Domenica 29 marzo il gruppo Facebook Trieste Rock City è stato teatro di un acceso scontro, che è poi continuato attraverso ulteriori commenti e considerazioni nella giornata successiva di lunedì.

Al centro della discussione, lo spazio da dedicare alle cover band (nel caso specifico un teatro comunale, ndr) nel contesto di una scena triestina che, com’è noto, negli ultimi anni si fa in quattro per ‘resistere’ già fortemente penalizzata dalla mancanza di sedi adeguate, con il conseguente risultato dell’impoverimento dell’offerta live -soprattutto durante la stagione indoor.
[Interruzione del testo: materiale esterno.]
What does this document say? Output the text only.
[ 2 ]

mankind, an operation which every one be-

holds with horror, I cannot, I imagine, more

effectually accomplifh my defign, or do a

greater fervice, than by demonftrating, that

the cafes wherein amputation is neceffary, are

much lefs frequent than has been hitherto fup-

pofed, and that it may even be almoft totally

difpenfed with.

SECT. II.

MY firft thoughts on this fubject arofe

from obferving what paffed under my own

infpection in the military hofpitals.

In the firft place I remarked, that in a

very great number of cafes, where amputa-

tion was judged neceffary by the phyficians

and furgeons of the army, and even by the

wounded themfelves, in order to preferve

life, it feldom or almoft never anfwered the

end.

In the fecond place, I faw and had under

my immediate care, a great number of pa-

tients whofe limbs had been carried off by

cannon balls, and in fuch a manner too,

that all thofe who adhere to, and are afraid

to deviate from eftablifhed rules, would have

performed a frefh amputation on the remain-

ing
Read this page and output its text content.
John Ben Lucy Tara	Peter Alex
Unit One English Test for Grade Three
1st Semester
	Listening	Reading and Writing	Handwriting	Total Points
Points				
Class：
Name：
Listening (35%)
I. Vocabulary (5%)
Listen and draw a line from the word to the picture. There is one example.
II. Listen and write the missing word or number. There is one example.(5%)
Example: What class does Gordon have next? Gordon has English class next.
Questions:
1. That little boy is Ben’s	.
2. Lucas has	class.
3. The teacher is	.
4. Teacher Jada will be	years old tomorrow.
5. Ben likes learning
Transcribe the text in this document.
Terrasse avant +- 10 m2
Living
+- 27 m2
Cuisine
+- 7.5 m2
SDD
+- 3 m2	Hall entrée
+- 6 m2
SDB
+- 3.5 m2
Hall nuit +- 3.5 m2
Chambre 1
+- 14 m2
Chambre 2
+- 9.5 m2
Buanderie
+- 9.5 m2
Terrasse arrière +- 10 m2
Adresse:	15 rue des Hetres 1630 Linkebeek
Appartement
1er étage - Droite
Lo spunto su cui riflettere che può dare l’episodio sarebbe il delinearsi all’orizzonte di una sorta di ‘modello virtuoso’ costituito da alcune realtà organizzative in Friuli a Udine e Pordenone -con qualche ‘incursione’ nella vicina Slovenia-, e da cui Trieste risulta pesantemente tagliata fuori.

Rilanciamo quindi chiedendo ai musicisti ed agli appassionati e frequentatori della scena underground: siete d’accordo su quest’ultimo punto? Vi piacerebbe che Trieste si impegnasse per ‘agganciarsi’ ad altre realtà regionali, magari riservando i suoi teatri per collaborare con le loro iniziative?